Friday, May 31, 2013

Mindscape #19

It’s amazing how sometimes routines can make us live life to its minimum potential. For the sake of convenience, we don’t explore much of different paths because we just want the faster, quicker one. The breaking of the routine can be very refreshing and revitalizing in that sense, when one day I just went to a part of the town I had never been before, and it felt like a different world (which can be quite shameful under some point of view).

I got there early in a very cloudy morning, and I had more than an hour before the schedule at 11am, so I took the time to search around for something I’d been postponing to buy.

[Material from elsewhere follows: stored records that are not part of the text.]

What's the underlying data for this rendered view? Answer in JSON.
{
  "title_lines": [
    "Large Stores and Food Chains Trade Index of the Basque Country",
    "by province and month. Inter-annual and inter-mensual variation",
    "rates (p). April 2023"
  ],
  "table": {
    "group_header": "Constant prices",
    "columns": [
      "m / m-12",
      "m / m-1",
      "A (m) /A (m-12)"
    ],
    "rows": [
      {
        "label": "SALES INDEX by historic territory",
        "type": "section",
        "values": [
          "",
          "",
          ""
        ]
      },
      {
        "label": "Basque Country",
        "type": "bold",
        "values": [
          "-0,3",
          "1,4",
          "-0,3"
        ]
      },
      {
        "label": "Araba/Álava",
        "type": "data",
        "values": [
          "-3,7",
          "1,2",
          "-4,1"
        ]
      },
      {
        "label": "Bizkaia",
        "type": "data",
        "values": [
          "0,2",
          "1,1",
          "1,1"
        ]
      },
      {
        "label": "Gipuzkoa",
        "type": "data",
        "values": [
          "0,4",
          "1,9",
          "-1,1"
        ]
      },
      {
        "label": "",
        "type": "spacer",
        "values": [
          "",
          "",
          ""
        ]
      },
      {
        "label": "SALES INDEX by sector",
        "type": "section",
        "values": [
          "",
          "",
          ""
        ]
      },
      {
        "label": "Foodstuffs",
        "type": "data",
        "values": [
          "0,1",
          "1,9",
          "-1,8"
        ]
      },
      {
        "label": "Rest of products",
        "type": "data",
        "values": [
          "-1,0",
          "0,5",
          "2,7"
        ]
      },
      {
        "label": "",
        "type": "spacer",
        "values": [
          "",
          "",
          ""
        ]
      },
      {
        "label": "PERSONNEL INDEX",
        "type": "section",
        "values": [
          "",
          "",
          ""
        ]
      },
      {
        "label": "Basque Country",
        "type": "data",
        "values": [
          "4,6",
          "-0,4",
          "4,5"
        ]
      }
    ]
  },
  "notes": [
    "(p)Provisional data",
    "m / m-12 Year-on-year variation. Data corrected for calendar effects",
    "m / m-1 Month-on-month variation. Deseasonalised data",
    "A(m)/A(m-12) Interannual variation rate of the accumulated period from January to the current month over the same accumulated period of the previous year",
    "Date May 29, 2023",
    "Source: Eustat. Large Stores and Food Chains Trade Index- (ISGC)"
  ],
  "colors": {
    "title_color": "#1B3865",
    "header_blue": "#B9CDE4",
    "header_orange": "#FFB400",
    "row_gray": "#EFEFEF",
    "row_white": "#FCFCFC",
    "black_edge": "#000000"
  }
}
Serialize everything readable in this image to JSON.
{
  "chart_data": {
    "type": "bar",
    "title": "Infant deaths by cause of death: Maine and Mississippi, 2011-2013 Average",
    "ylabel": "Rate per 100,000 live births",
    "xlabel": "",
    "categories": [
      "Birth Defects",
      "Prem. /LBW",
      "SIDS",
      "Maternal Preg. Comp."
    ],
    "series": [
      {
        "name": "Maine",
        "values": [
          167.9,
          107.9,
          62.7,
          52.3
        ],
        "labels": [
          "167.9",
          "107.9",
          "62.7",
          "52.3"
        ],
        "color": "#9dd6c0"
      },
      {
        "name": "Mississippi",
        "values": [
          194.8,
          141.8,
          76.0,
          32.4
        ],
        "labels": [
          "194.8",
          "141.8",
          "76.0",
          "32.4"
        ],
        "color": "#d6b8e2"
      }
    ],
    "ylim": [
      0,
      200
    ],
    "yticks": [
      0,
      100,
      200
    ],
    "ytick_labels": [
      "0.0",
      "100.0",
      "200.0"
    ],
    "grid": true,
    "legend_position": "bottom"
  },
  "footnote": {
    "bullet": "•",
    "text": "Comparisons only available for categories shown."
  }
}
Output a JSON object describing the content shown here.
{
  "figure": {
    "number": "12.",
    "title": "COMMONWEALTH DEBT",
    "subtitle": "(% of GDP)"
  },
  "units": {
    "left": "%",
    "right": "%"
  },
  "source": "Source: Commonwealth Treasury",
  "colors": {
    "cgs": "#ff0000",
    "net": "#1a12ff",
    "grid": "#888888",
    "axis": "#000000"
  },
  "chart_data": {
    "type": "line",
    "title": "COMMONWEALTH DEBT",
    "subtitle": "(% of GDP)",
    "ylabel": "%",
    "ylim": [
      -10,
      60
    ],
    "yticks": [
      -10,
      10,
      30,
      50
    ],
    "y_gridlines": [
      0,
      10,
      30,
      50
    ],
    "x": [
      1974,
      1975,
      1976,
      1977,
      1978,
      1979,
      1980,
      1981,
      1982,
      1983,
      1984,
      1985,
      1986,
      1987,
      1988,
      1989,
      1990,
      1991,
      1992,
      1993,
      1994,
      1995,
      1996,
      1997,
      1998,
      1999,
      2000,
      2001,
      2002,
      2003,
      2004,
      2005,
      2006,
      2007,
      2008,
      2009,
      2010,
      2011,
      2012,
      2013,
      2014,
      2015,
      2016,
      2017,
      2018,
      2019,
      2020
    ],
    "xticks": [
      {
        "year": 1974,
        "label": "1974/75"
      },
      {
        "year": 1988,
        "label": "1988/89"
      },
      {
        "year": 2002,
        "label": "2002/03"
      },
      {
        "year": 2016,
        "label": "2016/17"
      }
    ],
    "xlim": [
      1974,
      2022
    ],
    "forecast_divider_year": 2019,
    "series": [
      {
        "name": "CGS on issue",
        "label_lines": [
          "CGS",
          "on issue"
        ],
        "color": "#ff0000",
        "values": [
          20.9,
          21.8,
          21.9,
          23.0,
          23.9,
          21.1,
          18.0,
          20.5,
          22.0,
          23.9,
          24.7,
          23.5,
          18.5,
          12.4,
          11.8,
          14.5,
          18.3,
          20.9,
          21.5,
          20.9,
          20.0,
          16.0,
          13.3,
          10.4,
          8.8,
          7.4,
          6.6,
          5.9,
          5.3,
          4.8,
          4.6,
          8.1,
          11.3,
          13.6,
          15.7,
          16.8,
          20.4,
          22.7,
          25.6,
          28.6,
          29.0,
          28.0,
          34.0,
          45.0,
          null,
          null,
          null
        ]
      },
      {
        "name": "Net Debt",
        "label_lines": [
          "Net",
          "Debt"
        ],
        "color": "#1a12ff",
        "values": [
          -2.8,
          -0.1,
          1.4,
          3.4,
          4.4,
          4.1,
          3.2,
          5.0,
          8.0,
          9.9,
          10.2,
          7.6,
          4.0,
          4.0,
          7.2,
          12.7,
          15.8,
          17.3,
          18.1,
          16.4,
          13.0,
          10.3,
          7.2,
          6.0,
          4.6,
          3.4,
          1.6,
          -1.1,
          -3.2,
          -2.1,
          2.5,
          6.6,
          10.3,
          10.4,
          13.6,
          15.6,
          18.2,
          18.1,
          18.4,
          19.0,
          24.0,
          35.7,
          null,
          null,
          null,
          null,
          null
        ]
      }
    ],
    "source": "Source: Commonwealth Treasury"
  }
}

As I walked around this strangely venue I had always seen only parts of from the distance (or on google maps), and I saw I was really close to the sea, but I was only getting there when I had done what I had to do.

The traffic had a considerable motion, though it was rather eventless, as those times of the day when everybody is at work or at school, as it usually is. Strange thing, this hour of the morning, it was reminding me of my favorite tv shows when I was a kid. They were aired always from 10am until 12pm, and I couldn’t help but remind of all these nickelodeon cartoons and Japanese tokusatsu shows from eighties or early nineties.
Even this unknown place was making me recall this time, when lunch was almost ready and I had no worries.

The sea was there to my left, and I was going towards it finally. Suddenly the intensity of the arterial road was behind, and this seemed to be a more reserved residential area. And finally, there it was, the sea. It was a bay, with coasts on both sides and a short escape to the ocean ahead.

The water was pale, reflecting the same gray tones of the sky. It was also very, very calm. There were virtually no waves. It’s to wonder how this great mass of water can simply reach the land with no conflict. The encounter of the two main geographical characteristics of the planet, and it happened peacefully.

The song I was listening to seemed to be some ambient song with a triphop beat. It was also part of a science fiction concept, and it felt exactly like late nineties, which is exactly when this album seems to have been released.

There was nobody here, just some elderly people at some fruit stalls behind. The sand was untouched except for some steps, two or three different types of footwear. Other than that, nobody could be seen in this small beach (probably inappropriate for bath). No one but two people, far to my left, two people on a little rowboat some yards into the sea. Were they fishing or using the isolation of water to have a moment of their own, I’ll never know. No one will ever know. This place is empty. Suddenly I realized, I was alone and I was free. I was free to be me, to feel like what I like to feel about myself.

There was no surveillance, no cameras, no guards. Not much of social standards. No one was watching us. No one was trying to rule us. We were free. We had freedom, until the world called us back to our duties.